What Have You Learned About Your Taste, Smell and How Your Skin Feels

This unit we have been talking about the senses and how they work, mainly taste, smell and touch or feel.

Taste: Your tongue is the muscle you use to taste foods. The tongue can taste anything anywhere, and the myth about you being able to taste certain flavors on certain parts of your tongue was fake, and there is not tongue map. Foods have chemicals in them that are absorbed by your taste buds, which are little "bumps" all over your tongue that absorb the taste chemicals, and send a message to your brain, telling you what the flavor is, either sweet, sour, bitter, salty or (according to the brainpop video) umami.

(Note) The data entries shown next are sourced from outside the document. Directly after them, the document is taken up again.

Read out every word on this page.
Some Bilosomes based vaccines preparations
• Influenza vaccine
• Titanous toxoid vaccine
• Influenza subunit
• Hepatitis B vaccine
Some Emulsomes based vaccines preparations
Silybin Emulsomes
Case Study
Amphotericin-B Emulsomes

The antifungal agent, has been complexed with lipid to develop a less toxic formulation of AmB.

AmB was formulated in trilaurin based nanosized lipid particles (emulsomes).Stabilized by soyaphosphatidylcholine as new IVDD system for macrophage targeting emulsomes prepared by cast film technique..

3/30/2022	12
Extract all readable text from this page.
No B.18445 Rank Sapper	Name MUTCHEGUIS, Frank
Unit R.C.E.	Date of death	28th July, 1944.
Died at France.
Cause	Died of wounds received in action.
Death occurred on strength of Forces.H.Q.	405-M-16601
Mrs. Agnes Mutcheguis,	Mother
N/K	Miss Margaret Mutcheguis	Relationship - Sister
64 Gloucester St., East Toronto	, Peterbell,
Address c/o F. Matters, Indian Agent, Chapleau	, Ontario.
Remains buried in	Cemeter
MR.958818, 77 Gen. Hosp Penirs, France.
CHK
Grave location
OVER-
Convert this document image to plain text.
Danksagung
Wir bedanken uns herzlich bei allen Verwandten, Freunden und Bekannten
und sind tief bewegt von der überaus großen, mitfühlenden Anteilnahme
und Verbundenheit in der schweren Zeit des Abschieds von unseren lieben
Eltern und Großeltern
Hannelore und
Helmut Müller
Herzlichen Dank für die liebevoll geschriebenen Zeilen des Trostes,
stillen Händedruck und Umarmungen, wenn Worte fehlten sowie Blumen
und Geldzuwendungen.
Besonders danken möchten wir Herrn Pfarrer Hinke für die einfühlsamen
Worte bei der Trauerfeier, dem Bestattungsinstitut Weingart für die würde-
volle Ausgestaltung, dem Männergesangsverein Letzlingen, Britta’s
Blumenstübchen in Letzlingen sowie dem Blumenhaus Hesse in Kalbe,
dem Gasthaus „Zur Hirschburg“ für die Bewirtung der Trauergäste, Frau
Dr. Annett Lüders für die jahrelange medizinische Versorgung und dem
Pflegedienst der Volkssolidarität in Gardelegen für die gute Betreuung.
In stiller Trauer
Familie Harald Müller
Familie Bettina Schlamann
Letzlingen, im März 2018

Smell: Your nose is what is used to smell, and when you smell something, what happens is particles of the thing are going up into your nose, where you have hairs called cilia, that have chemical receptors. When a molecule hits a hair, it sends a message or signal to something called your olfactory bulb, which is an extension of the brain that detects different odors

Feel:The last one is feel or touch. Our skin can detect pressure, temperature and pain. To feel these things, we have nerves under our skin that can sense the different things. These nerves are called dermis and they send the different sensations to your spinal cord, which forwards it on to your brain. The more nerve endings there are in a certain body part, the more sensitive it is. Mechanoreceptors are what let you feel pressure (including pain) and vibration, as well as thermoreceptors, which allow you to feel temperature.